Does an employer violate the Equal Pay Act of 1963 by paying female selector-packers approximately 10% less than male selector-packers, where both perform the same primary tasks, but men also perform additional, secondary tasks that do not account for the entire wage differential?


Opinions:

Majority - Freedman

Yes, this pay structure violates the Equal Pay Act. For jobs to be equal under the Act, they need not be identical, only substantially equal. The court reasoned that the primary job of both male and female selector-packers was identical. The additional tasks performed by the men were minor, did not consume a significant amount of their time, and, critically, were not shown to have an economic value corresponding to the 10% wage differential.

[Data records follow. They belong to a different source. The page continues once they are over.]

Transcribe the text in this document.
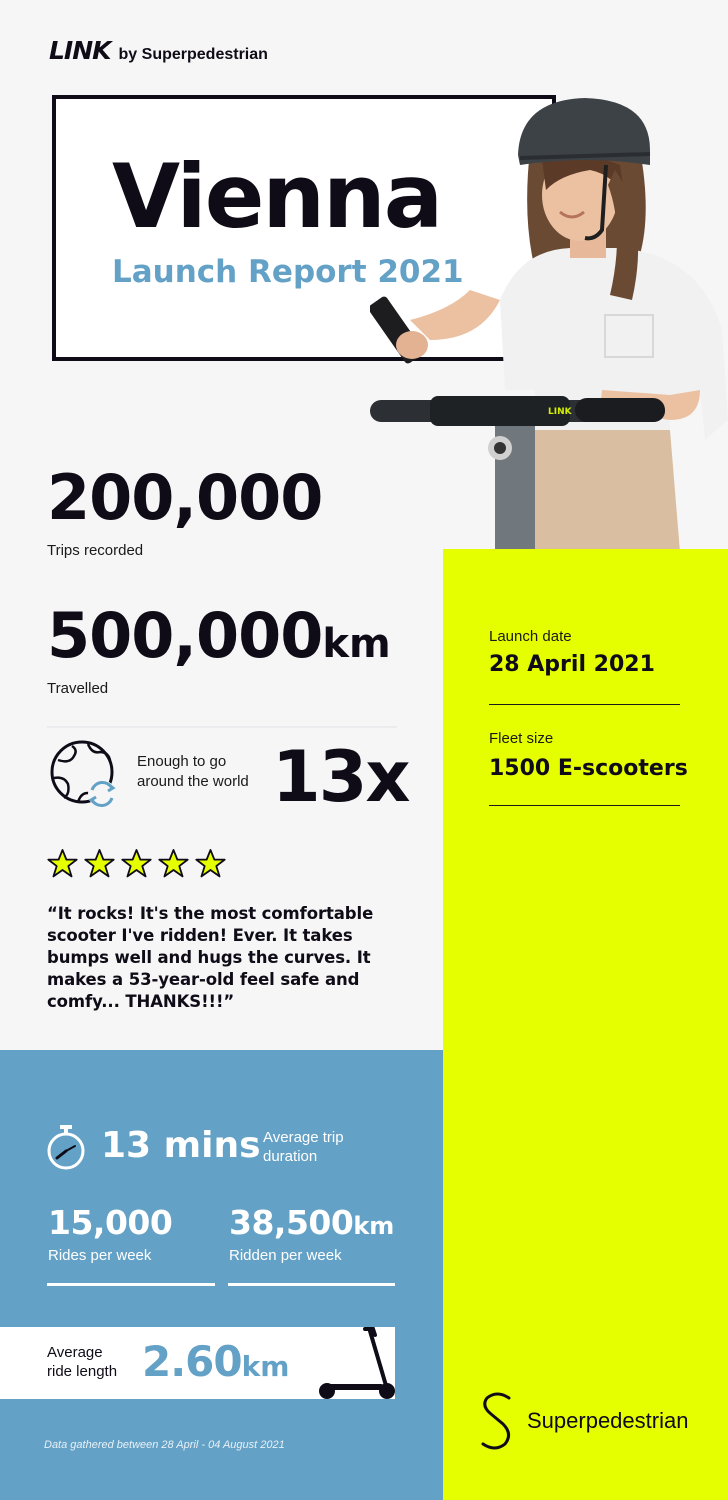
LINK by Superpedestrian
Vienna
Launch Report 2021
LINK
Launch date
28 April 2021
Fleet size
1500 E-scooters
200,000
Trips recorded
500,000km
Travelled
Enough to go around the world 13x
“It rocks! It's the most comfortable scooter I've ridden! Ever. It takes bumps well and hugs the curves. It makes a 53-year-old feel safe and comfy... THANKS!!!”
13 mins Average trip duration
15,000
Rides per week
38,500km
Ridden per week
Average ride length 2.60km
Data gathered between 28 April - 04 August 2021
Superpedestrian
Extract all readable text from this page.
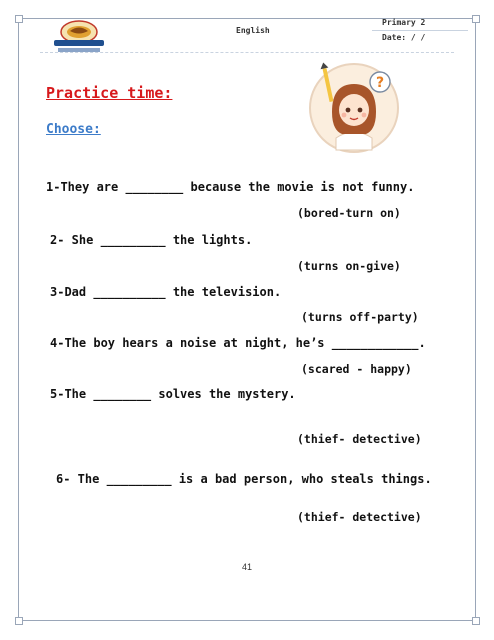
English
Primary 2
Date: / /
Practice time:
Choose:
?
1-They are ________ because the movie is not funny.
(bored-turn on)
2- She _________ the lights.
(turns on-give)
3-Dad __________ the television.
(turns off-party)
4-The boy hears a noise at night, he’s ____________.
(scared - happy)
5-The ________ solves the mystery.
(thief- detective)
6- The _________ is a bad person, who steals things.
(thief- detective)
41
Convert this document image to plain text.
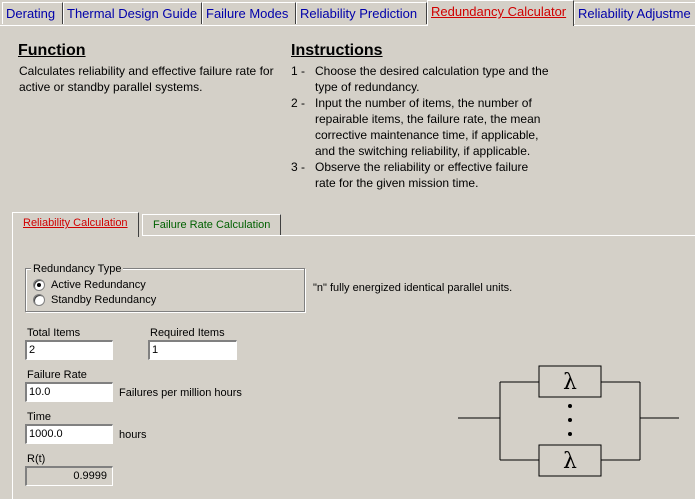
Derating Thermal Design Guide Failure Modes Reliability Prediction	Redundancy Calculator Reliability Adjustme
Function
Calculates reliability and effective failure rate for active or standby parallel systems.
Instructions
1 - Choose the desired calculation type and the type of redundancy.
2 - Input the number of items, the number of repairable items, the failure rate, the mean corrective maintenance time, if applicable, and the switching reliability, if applicable.
3 - Observe the reliability or effective failure rate for the given mission time.
Reliability Calculation	Failure Rate Calculation
Redundancy Type
Active Redundancy
Standby Redundancy
"n" fully energized identical parallel units.
Total Items
2
Required Items
1
Failure Rate
10.0	Failures per million hours
Time
1000.0	hours
R(t)
0.9999
λ
λ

The employer's justification of 'flexibility' was a conclusory assertion, and the company failed to meet its burden of proof to show the wage difference was based on a 'factor other than sex,' especially since the extra work performed by men was compensated at a much lower rate than the differential they received. The historical context of the job classification further suggested its purpose was to subordinate female employees rather than reflect genuine differences in work.



Analysis:

This case is significant for establishing that 'equal work' under the Equal Pay Act means 'substantially equal,' not 'identical,' preventing employers from using minor and incidental job differences to justify pay disparities. It firmly places a high burden of proof on the employer to defend a pay differential under the 'factor other than sex' exception, requiring specific evidence of economic value rather than general assertions. This decision strengthened the enforcement of the Act by making it more difficult for employers to evade liability through artificially created job classifications or insignificant variations in duties.